For a start, nowhere in the press release is any further information supplied that might justify the headline. Maybe they guessed. Maybe they asked their friends. Maybe they asked their kids. It is astonishing that this press release has been picked up around the world and quoted as if it were fact. Not that it means quite what it said. But Second Life has benefited, no doubt, as it has from the almost univerally uncritical media coverage it has received over the last year: "Reuters set up virtual news agency", "Big firms invest in Second Life" etc. With any social network tool, hype is vital: being hip and popular is what brings the users. And vital to business models too: behind every application there's a geek hoping to sell out to Google and retire.
The image has, however, become tarnished over the last few months, notably in Valleywag [one of the rare websites whose adverts make it NSFW], and it is worth looking at the figures in detail.
The total population of 9,201,273 sounds quite impressive. It is, in a way, quite impressive. However, since you have to register to visit Second Life, this is also the all-time count of visitors. The number of people online at any time is 20,000-40,000; less impressive. And using the standard metric of 'visitors in the last 30 days', the number of active accounts is only 979,488. There is something rather odd with the figures and their massive level of churn (turnover of old users leaving). The number of registrations has been increasing by about 15% month-on-month in 2007 (it was above 20% in 2006). This means (according to their stats), that of the 979,488 users in the last month, 973,936 of them are new registrations. leaving the core returning users numbering 5,552. All the rest come and see, wander around, and depart, never to return. No wonder businesses who do their sums have written it off, according to Wired.
But not everybody. The library world's Twopointopians have convinced themselves that they have seen the future and it is clumsily-moving avatar shaped.
The logic goes like this:
- library services are threatened because people are using the Internet instead
- let's follow them where they've gone to prove our relevance
Which makes sense, as far as it goes. However, this rush into SL is conflated with the more general, and laudable, aim of reach people who never used libraries in the first place.

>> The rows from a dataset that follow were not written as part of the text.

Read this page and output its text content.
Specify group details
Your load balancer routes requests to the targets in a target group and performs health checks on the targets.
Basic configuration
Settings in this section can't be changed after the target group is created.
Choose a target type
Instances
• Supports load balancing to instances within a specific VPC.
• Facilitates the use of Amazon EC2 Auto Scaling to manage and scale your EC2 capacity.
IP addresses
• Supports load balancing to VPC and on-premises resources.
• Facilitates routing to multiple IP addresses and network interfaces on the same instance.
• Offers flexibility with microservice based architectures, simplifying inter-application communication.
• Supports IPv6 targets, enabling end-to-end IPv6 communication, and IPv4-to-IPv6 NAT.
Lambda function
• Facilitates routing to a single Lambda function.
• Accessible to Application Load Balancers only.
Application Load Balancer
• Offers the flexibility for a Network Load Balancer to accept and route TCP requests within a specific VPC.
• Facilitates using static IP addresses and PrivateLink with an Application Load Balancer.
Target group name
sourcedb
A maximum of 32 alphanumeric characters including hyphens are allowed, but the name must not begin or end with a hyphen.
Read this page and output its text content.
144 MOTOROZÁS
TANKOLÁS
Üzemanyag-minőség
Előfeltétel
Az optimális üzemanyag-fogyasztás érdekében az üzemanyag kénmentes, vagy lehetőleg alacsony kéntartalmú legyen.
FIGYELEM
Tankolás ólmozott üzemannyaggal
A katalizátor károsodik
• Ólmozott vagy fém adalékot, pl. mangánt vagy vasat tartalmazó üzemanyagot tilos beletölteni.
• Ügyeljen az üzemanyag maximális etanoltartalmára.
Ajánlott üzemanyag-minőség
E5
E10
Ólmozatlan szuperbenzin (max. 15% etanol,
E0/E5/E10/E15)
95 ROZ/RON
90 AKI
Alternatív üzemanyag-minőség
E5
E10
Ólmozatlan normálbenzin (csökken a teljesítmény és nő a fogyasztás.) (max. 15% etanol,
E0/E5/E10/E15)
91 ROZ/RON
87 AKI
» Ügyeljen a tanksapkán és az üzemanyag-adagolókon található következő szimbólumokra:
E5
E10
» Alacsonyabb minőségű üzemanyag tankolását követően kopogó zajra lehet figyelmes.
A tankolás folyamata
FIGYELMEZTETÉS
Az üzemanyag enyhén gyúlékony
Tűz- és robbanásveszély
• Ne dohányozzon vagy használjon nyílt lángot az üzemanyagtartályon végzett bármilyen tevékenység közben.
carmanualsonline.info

Most of those are on the wrong side of the digital divide; investing resources and real money in developing an SL presence which requires broadband, high-spec computers, and registration for users to reach is hard to justify; as someone has pointed out, putting the equivalent effort into leafleting and outreach talks would do much more good, if reaching the unreachable were the aim. And one might add that those relying on libraries to provide them with Internet access are likely to find that they are blocked from visiting SL anyway.
SL presences can only be considered successes for those with very low aspirations : the InfoIsland events (talks, art shows), reach as many as 50 or 80 people: good grief, more than a coachload! But even in terms of web presence, surely it makes more sense to invest in low-spec, accessible, open resources instead: if only there were some way of making data available over the Internet by, I dunno, putting it in web pages or something.